Most of Goldin’s notable work gets the spotlight treatment, of course, as does the low points of her story. But by pinging back and forth between biography and reporting on her staunch fighting against the Sacklers, Poitras eventually collapses the distance between the two. Goldin’s success in the art world is a given as you enter All the Beauty and the Bloodshed, and if you’re up on current events, you know that the campaign to wake the art world up to the ethical ramifications of blood-money donations has its share of victories as well. Yet the intertwining is what makes this more than a time capsule or an icon origin story, and we see how the continuation of Goldin’s work through the click of a shutter extends to the world outside her frames. She was once determined to document her insular worlds. Now she’s dedicated to changing the world at large as well.
About that title: It comes from a quote in regards to Nan’s older sister, Barbara. A young woman who wrestled with her sexuality during the Eisenhower era, chafed against a culture of conformity and would take her own life when Nan was 11 years old, the phrase described how Barbara saw everything the world had to offer yet felt that she couldn’t find her place in any of it. We get the story of how the younger Goldin child admired her sibling and then dealt with the trauma of her loss early in the film. Then Poitras and her subject return to Barbara for the last chapter, and flesh her story out in the larger context of Nan’s then and now.

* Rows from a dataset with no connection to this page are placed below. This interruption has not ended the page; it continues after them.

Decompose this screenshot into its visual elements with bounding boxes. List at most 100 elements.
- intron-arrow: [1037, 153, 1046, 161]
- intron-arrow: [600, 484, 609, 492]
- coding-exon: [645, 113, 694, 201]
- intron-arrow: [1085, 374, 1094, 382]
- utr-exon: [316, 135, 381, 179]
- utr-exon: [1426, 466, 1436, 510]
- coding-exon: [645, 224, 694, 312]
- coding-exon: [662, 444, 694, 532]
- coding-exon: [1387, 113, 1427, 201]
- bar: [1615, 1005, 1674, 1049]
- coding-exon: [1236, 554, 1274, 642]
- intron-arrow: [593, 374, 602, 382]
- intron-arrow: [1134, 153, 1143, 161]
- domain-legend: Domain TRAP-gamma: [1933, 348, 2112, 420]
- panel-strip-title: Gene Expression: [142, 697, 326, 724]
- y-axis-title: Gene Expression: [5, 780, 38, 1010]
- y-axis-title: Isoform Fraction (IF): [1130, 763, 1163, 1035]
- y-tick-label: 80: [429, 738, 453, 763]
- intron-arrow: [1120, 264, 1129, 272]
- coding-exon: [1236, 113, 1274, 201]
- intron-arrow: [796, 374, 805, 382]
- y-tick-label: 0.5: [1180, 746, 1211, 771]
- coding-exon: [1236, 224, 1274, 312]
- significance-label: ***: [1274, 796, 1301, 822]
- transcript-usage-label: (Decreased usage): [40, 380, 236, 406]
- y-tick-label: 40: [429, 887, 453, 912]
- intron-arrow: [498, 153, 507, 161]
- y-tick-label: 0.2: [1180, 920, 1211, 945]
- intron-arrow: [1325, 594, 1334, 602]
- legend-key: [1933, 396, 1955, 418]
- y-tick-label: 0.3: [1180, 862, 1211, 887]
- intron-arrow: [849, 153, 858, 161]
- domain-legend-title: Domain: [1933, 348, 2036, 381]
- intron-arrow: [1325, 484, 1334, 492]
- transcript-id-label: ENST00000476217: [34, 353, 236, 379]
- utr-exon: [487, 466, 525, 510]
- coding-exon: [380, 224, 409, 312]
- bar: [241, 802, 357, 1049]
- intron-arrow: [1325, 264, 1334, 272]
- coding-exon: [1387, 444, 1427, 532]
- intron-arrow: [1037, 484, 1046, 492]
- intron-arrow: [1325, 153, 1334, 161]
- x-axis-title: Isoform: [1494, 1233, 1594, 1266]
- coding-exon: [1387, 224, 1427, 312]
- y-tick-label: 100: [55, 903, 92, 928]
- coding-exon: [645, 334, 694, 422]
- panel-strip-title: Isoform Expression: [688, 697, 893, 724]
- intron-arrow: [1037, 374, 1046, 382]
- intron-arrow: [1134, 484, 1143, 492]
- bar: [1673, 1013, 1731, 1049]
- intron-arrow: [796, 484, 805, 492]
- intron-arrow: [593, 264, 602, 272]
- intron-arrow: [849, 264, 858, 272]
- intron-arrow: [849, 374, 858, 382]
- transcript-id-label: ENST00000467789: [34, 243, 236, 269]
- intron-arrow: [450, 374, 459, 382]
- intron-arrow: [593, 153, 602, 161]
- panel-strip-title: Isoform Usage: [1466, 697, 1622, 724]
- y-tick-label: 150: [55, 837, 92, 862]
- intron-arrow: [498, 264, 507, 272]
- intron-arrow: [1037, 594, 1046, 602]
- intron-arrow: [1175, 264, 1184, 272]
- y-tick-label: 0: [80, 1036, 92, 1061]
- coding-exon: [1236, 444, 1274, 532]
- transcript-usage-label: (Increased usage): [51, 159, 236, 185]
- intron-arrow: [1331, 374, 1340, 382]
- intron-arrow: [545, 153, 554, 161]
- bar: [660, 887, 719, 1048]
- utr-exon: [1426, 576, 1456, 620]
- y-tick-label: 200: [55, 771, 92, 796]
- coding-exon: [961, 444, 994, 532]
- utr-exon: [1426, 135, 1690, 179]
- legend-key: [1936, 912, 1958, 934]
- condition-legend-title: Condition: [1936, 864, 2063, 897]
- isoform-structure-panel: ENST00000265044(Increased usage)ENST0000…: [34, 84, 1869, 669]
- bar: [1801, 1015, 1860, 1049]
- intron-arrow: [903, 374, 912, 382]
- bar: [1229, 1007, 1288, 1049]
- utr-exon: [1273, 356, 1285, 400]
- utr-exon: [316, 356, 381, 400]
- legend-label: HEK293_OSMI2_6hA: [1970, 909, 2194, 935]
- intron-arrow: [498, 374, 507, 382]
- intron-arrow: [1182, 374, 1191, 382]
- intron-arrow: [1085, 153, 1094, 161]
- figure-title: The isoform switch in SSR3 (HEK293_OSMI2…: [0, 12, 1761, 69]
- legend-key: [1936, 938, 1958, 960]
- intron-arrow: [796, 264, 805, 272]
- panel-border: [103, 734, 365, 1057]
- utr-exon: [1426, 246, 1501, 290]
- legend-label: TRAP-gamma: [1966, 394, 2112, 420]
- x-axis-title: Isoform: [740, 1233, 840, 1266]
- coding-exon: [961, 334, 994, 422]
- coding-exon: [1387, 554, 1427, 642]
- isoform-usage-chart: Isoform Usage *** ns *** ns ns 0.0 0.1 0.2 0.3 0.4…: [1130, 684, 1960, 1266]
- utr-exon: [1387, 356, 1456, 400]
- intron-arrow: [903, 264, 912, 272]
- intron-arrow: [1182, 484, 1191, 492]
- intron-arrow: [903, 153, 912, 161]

Suddenly, you see that Goldin has been raging against the machine for two all along, that decades of trying to show things how they really are and to make a place for square pegs may have kept her trying to numb herself, but also trying to obliterate boundaries. The protest isn’t new. The protest is the constant. Premiering in Toronto right on the heels of winning the grand prize at the Venice Film Festival, All the Beauty and the Bloodshed arguably became not just the documentary but thefilm of TIFF 2022; only Steven Spielberg’s The Fabelmans, another work dedicated to mining the past and righting old wrongs, came close to dominating as many conversations. More importantly, it entered the festival circuit as a politically charged take on the standard there-goeth-the-great-artist story and exited it as a peerless act of personal reclamation. I can’t shake the feeling of being shook by it. I can’t wait to see it again.